Recognition of erectile dysfunction (ED) as an early sign of systemic cardiovascular disease offers an opportunity for prevention. Cardiac risk assessment may deserve measurement of Apolipoprotein B/Apolipoprotein A-1 ratio. An elevated ApoB/ApoA-1 ratio is a risk factor for future coronary artery disease. ApoA-1 production, which is recognized as a cardioprotective lipid fraction, is down regulated by NFκB activation in vitro. Because inhibition of phosphodiesterases (PDEs) 5, 6 and 9 negatively attenuates NFκB translocation/activation, tadalafil, a selective PDE 5 inhibitor used for treatment of ED could present some interesting pleiotropic effects. The objective of this open study is to test the hypothesis that tadalafil treatment could decrease serum ApoB/ApoA-1 ratio.
Material and methods
Ten healthy men without any complain of ED or known cardiovascular risk factors were administered tadalafil 10mg intake on alternate days for 4 weeks. Lipid profile with total cholesterol, HDL-cholesterol, LDL-cholesterol, triglycerides, ApoA-1 and ApoB, was assessed at baseline (T0), after 2weeks (T1), at the end of the treatment period (T2) and after 2weeks of wash-out follow-up (T3).

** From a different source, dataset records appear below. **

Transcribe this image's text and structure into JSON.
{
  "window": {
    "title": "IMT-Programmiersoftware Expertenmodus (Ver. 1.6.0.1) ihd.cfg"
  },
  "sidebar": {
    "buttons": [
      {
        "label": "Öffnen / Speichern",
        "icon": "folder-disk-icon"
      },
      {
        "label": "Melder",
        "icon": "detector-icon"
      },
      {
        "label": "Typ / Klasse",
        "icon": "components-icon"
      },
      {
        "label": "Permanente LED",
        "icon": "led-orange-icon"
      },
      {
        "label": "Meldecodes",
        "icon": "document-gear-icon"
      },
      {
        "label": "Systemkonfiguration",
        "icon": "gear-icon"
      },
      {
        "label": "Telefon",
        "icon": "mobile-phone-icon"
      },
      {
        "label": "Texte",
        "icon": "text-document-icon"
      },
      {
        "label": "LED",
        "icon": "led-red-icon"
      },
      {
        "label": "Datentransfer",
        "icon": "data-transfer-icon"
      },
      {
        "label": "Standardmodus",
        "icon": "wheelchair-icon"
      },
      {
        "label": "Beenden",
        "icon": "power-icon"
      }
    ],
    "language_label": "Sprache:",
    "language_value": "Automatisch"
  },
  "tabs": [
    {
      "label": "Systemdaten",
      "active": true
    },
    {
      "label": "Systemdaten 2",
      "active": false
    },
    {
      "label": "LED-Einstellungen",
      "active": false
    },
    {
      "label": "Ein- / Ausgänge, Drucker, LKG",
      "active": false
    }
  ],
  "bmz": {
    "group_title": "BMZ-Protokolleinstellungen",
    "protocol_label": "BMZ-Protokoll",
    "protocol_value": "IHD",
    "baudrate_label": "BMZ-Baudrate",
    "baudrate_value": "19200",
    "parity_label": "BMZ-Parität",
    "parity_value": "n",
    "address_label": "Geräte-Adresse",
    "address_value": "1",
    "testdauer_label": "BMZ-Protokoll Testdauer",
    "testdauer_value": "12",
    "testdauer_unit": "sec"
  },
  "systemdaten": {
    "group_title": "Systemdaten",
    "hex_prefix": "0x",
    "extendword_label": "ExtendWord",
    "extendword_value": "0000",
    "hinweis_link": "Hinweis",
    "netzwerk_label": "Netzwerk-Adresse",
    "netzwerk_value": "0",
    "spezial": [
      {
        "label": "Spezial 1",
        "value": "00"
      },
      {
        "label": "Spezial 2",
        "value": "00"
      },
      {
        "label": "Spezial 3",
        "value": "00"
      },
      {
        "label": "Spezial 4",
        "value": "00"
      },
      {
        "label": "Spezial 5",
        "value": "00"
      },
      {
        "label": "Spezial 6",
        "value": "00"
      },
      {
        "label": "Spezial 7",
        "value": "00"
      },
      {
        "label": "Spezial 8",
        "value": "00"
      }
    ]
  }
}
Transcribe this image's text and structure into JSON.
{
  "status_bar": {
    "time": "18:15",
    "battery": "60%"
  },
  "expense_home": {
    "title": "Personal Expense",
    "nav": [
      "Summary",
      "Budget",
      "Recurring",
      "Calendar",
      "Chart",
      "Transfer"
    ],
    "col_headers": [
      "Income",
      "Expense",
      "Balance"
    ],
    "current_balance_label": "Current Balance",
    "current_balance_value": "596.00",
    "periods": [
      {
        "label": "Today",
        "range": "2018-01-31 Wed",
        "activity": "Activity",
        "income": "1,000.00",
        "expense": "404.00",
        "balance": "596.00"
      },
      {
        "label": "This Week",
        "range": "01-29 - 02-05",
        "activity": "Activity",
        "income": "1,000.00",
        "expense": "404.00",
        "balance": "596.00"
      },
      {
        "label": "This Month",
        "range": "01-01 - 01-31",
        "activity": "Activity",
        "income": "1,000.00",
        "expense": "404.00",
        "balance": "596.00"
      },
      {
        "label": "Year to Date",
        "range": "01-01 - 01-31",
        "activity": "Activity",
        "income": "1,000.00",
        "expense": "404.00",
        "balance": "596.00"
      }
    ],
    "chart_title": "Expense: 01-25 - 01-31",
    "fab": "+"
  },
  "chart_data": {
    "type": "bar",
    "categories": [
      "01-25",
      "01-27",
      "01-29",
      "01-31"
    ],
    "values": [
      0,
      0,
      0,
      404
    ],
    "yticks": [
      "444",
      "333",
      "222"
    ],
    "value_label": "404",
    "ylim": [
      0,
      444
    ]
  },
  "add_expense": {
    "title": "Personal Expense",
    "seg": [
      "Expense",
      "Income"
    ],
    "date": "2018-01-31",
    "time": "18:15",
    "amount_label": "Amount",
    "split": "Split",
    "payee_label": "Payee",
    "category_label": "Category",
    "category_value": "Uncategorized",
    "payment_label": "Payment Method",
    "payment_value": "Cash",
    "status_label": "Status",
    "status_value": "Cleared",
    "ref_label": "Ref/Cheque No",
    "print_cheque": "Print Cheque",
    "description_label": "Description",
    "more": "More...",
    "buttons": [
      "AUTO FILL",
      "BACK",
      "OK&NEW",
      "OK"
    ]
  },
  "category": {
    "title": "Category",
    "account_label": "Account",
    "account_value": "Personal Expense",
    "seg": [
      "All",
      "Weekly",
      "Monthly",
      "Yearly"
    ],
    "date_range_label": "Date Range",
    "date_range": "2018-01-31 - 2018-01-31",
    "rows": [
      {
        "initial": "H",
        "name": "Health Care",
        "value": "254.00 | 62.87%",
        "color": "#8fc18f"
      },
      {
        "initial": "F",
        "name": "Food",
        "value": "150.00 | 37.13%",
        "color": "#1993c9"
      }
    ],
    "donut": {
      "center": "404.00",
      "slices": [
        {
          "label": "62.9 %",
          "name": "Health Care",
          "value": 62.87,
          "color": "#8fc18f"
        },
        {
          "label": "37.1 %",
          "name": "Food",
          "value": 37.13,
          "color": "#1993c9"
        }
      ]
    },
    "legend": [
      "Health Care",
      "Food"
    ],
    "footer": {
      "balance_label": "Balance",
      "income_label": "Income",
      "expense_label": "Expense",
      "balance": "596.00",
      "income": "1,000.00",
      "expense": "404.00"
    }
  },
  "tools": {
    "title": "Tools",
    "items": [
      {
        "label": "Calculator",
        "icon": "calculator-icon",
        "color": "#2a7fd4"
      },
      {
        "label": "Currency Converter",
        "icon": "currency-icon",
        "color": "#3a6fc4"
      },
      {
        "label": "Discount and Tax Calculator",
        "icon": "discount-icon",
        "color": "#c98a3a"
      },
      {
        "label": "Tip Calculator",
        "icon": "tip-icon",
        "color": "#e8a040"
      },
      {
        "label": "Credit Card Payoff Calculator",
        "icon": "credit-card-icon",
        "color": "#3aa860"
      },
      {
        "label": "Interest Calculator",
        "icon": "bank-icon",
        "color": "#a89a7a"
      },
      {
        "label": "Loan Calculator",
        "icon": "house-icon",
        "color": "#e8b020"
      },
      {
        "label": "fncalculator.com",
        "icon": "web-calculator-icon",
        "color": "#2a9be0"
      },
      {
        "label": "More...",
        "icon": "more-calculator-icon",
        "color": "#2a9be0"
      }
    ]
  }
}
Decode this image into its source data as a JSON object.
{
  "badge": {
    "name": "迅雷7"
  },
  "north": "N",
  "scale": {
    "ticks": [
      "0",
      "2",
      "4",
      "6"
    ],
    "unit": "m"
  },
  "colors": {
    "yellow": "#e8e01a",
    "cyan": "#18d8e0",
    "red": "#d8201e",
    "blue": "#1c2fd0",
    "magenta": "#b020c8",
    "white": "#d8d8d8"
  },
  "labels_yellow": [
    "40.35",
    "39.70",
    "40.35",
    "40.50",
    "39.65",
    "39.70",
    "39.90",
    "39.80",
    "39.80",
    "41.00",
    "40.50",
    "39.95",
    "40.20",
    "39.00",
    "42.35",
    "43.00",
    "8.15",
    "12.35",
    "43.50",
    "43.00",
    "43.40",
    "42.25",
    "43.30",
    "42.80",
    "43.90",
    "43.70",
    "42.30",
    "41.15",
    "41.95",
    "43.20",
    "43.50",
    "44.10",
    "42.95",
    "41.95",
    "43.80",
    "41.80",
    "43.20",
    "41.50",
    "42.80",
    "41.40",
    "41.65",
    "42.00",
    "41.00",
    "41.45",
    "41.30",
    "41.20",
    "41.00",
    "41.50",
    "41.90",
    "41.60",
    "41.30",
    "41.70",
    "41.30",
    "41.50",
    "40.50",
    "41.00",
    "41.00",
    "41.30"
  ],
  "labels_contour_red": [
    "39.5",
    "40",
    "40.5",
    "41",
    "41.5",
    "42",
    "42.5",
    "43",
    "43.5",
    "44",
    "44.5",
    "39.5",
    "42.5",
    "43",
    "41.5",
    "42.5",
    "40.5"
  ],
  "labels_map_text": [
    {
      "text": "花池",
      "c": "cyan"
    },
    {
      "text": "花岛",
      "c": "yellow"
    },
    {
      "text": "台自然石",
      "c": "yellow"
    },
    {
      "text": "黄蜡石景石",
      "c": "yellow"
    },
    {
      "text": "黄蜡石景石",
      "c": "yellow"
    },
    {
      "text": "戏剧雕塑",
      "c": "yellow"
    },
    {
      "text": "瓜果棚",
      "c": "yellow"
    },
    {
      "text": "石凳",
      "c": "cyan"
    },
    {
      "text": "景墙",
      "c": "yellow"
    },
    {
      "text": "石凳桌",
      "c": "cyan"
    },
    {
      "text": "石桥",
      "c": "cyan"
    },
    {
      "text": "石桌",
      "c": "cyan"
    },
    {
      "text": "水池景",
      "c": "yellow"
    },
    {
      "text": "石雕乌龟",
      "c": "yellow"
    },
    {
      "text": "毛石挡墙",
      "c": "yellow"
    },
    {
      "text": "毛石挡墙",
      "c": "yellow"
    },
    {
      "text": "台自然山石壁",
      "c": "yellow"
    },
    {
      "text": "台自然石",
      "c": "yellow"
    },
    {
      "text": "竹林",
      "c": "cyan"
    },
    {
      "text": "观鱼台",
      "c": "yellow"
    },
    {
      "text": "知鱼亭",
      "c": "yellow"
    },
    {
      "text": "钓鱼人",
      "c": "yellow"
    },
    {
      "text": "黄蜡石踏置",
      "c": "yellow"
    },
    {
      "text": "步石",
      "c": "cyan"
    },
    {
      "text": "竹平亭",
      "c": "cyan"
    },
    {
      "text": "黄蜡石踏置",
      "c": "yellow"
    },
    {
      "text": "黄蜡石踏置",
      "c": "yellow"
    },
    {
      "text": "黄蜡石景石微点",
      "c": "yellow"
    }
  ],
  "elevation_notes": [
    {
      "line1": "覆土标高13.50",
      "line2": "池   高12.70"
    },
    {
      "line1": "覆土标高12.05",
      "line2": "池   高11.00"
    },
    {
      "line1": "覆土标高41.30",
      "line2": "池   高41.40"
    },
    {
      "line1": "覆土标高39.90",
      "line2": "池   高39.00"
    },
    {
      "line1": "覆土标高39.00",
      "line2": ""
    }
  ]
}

ApoB/ApoA-1 ratio was significantly decreased during treatment (mean±SEM, T0: 0.80±0.11, T1: 0.64±0.06, T2: 0.65±0.06; p <0.05) and remained lower after wash-out (T3: 0.67±0.05; p =0.08). Serum ApoA-1 (mg/dl) increased but not significantly during the treatment period (15.2±8.8, 16.5±7.9, 16.9±6, 15.3±7, p =0.26) and ApoB (mg/dl) significantly decreased (11.7±10.8, 10.3±8.4, 10.6±9.9, 10.2±8.6, p =0.03). HDL and LDL cholesterol were unchanged.
This preliminary study showed the interest of PDE 5 inhibitors to decrease the cardiac risk factor ApoB/ApoA-1 ratio. Randomised controlled studies with longer follow-up are needed to confirm those results.